Serum levels of sIL2-R are thought to correlate with disease activity in patients with systemic sarcoidosis, rendering them a potentially useful marker both for diagnosis and during treatment and clinical follow-up [11]. Similarly, in neurosarcoidosis patients sIL2-R levels in the CSF were found to fluctuate during the course of the disease in our study. Mainly treatment with steroids reduced sIL2-R levels in the CSF (and serum). In our patients, an increase in CSF sIL2-R was associated with onset of the CNS disease and even preceded the appearance of new neurological symptoms. In one case sIL2-R levels in the CSF even exceeded those in the serum (patient 2). This finding highlights the role of IL2 in the disease process. Measuring sIL2-R in the CSF thus might be helpful in monitoring CNS disease activity.
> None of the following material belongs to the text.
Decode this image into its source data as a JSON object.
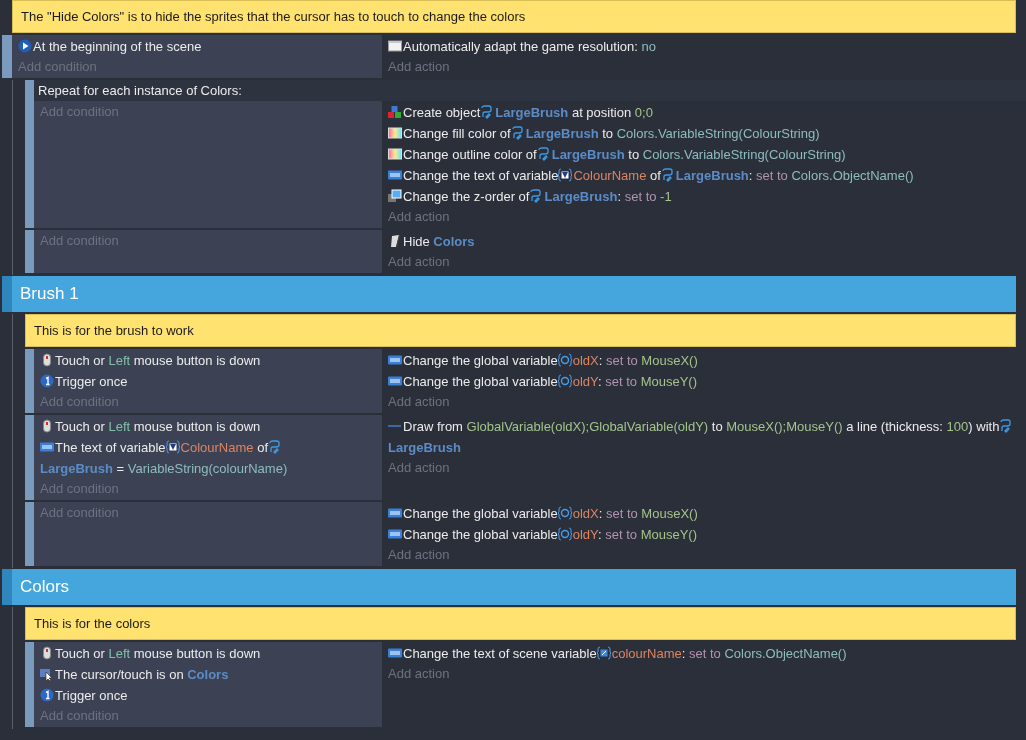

Although sarcoidosis is mostly regarded as following a benign course of disease, involvement of the CNS represents a potentially life threatening complication that requires immunosuppressive treatment. Measuring sIL2-R in the CSF may aid making appropriate treatment decisions in neurosarcoidosis.

Due to the limited number of patients, our results have to be regarded as preliminary and should be confirmed by further studies. If our findings are reproducible, elevated sIL2-R in the CSF might turn out to be a powerful tool improving diagnostic options and treatment control in neurosarcoidosis patients.